Abstract

Objectives: Up to 40% of inflammatory bowel disease (IBD) patients treated with anti-TNF drugs lose response within 1 year of treatment, therefore requiring drug optimization. Although higher drug trough levels (TLs) are associated with sustained clinical outcomes, there are concerns that they may be associated with a higher risk of adverse events (AEs). The aim was to evaluate the presence of a possible association between drug TLs and the occurrence of AEs in IBD patients treated with anti-TNF drugs.Methods: We retrospectively studied a cohort of 113 IBD patients treated with adalimumab or infliximab, of whom 27 were in combination therapy with immunosuppressants. TLs were measured using a homogeneous mobility shift assay.Results: During a median follow-up of 16 months (range 1–144), we observed 103 AEs occurring in 58 patients.
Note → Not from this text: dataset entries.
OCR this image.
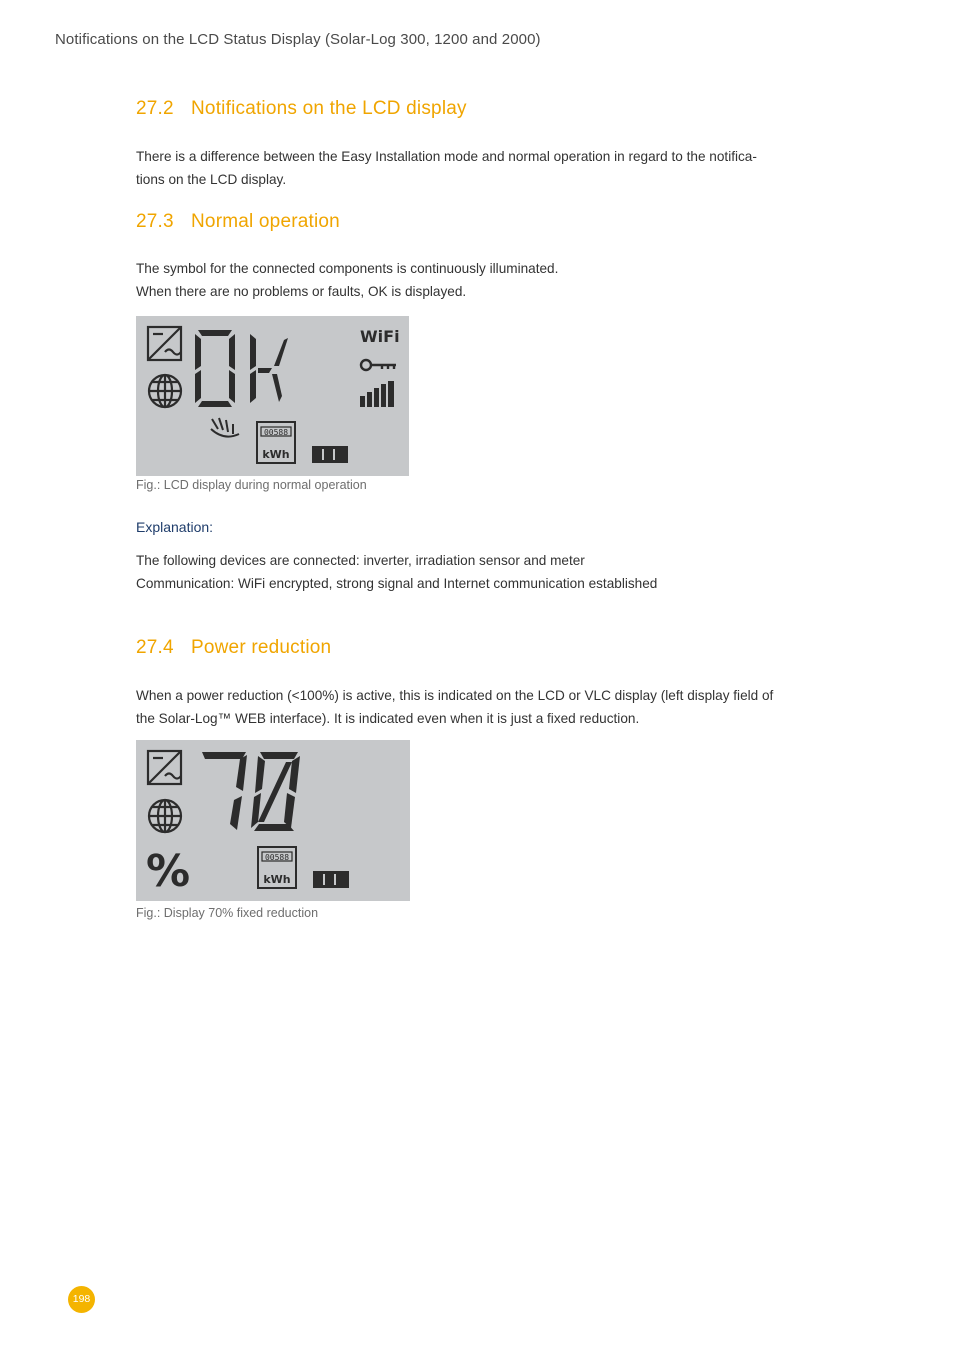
Notifications on the LCD Status Display (Solar-Log 300, 1200 and 2000)
27.2 Notifications on the LCD display

There is a difference between the Easy Installation mode and normal operation in regard to the notifica-
tions on the LCD display.

27.3 Normal operation

The symbol for the connected components is continuously illuminated.
When there are no problems or faults, OK is displayed.

WiFi
00588
kWh
Fig.: LCD display during normal operation
Explanation:

The following devices are connected: inverter, irradiation sensor and meter
Communication: WiFi encrypted, strong signal and Internet communication established

27.4 Power reduction

When a power reduction (<100%) is active, this is indicated on the LCD or VLC display (left display field of
the Solar-Log™ WEB interface). It is indicated even when it is just a fixed reduction.

%	00588
kWh
Fig.: Display 70% fixed reduction
198
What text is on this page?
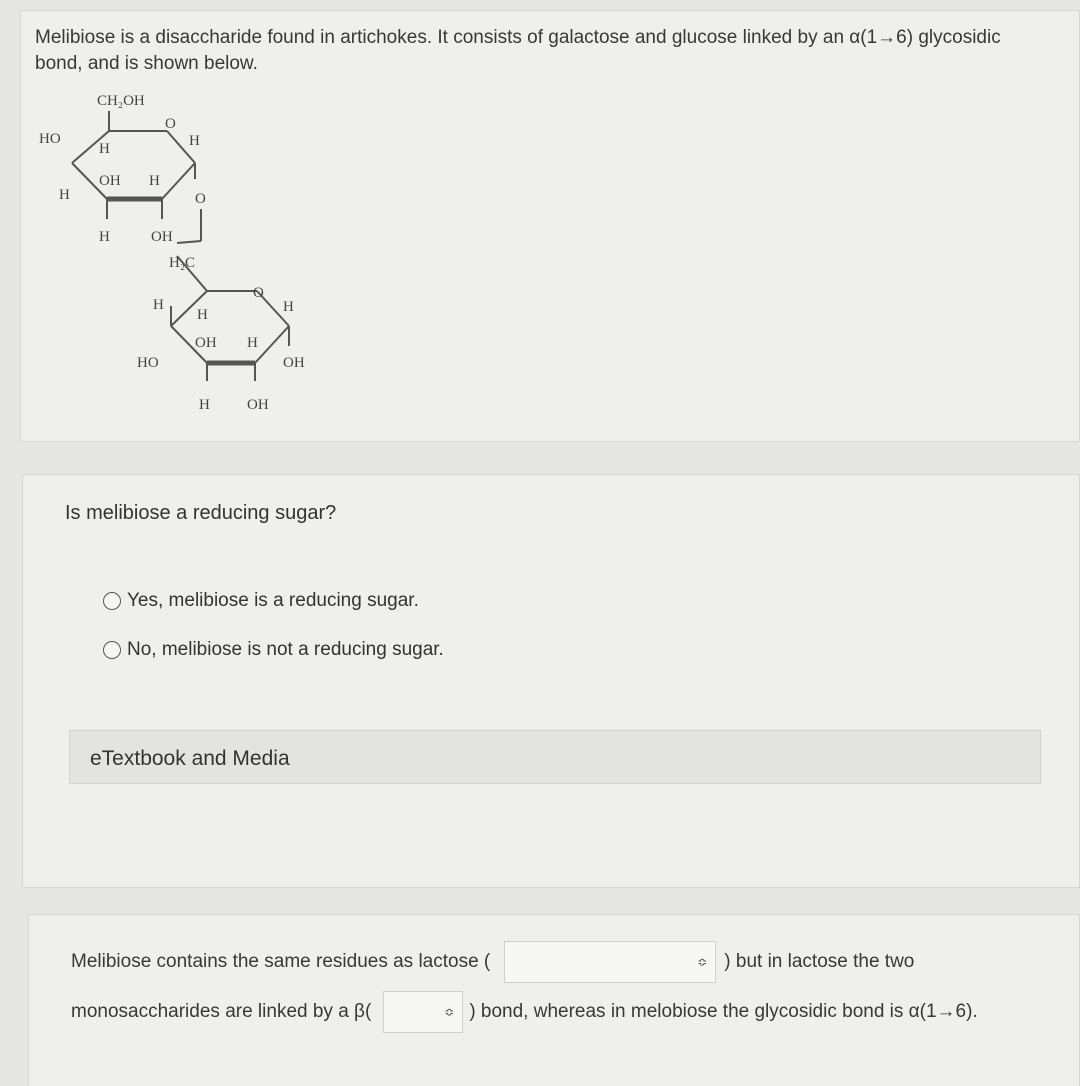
Melibiose is a disaccharide found in artichokes. It consists of galactose and glucose linked by an α(1→6) glycosidic bond, and is shown below.
CH₂OH
O
HO
H	H
OH H
H	O
H	OH
H₂C
O
H
H	H
OH H
HO	OH
H OH
Is melibiose a reducing sugar?
Yes, melibiose is a reducing sugar.
No, melibiose is not a reducing sugar.
eTextbook and Media
Melibiose contains the same residues as lactose (	≎ ) but in lactose the two
monosaccharides are linked by a β(	≎ ) bond, whereas in melobiose the glycosidic bond is α(1→6).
We found no statistically significant difference (p = .21) in median TLs between patients who did 6.7 mcg/mL; range 0.0–36.2) or did not (7.7 mcg/mL; range 0.0–20.7) experience an AE. No difference was observed in the rate of AEs between patients in mono- or combination therapy (p = .38), as well as between elderly (i.e., >65 years) and younger patients (p = .32). Considering a TL cutoff of 7 mcg/mL for infliximab and 12 mcg/mL for adalimumab, or even double these TL values, we observed no statistically significant difference in the rate of AEs occurrence.Conclusion: Our study suggests that, when clinically required, anti-TNF drug dosage may be increased without particular concerns regarding the risk of AEs occurrence in IBD patients, even in patients on combination therapy and elderly ones.